Political Anthropology

Offered at the University of California, Riverside, in Winter 2009, Spring 2011 and Spring 2012

This course examines politics and power through an anthropological perspective. The first section of the course examines the field of political anthropology as it was practiced roughly through the 1960s, when anthropologists were primarily concerned with politics in so-called primitive societies, institutions of rule in societies in which the state seemed absent, and the evolutionary and historical emergence of the state. It then examines the implications of anthropologists' recognition of the importance of colonialism and global capitalism on the societies they studied. The second section considers the way anthropologists have rethought the concept of power, influenced by transformations in the societies they studied, changes in the global political economy, and ideas from thinkers outside the field of anthropology.

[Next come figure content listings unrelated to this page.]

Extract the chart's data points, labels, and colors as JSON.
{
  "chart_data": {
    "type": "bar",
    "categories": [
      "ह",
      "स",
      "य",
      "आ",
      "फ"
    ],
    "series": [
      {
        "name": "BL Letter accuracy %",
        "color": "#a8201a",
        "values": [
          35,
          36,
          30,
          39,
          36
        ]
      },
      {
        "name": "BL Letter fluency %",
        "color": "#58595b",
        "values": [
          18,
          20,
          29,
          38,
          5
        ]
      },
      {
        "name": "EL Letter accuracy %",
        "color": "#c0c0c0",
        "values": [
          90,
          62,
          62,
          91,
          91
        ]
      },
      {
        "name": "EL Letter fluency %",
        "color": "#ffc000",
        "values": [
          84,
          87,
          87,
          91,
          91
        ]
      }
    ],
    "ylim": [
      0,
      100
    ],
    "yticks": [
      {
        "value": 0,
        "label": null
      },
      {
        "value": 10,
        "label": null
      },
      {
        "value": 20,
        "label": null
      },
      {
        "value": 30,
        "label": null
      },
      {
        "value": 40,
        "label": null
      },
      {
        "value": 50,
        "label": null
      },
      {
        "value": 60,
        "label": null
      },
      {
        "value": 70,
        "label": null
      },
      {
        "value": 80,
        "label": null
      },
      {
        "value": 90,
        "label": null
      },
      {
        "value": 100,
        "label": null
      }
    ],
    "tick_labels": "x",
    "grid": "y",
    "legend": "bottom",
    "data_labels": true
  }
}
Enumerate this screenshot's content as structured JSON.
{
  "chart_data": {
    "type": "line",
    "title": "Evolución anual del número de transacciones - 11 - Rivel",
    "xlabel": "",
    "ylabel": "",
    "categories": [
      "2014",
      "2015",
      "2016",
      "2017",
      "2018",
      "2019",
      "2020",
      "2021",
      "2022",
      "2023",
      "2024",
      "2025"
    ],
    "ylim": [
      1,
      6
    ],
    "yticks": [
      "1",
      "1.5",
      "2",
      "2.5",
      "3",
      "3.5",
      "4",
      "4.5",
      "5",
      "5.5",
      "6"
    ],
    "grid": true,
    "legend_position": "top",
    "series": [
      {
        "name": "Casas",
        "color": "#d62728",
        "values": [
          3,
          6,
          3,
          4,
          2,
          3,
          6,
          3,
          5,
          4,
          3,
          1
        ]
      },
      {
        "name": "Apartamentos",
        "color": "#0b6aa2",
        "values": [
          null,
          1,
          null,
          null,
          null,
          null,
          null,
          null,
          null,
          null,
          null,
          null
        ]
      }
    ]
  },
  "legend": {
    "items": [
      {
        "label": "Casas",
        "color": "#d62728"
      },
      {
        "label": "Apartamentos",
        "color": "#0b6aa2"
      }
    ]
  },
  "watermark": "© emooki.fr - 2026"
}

In doing so, it examines both "formal" politics and everyday forms of power, domination and resistance. finally, we consider politics and power in an age of "globalization"--questioning that term even as we examine its implications for identity, the state, and political action, and emphasizing the ways ethnographically grounded anthropological research can shift from the micro-level to illuminate large-scale, national, transnational and global processes.

A few notes

With some serious misgivings, I have decided to host materials for this course on iLearn (UCR's Blackboard installation) rather than on a public site. Feel free to contact me with questions.

My syllabus draws upon many others, but two that were particularly useful were John Gledhill's Anthropology of Power and Resistance in a Changing World and Glenn Bowman and John Corbin's Political Systems.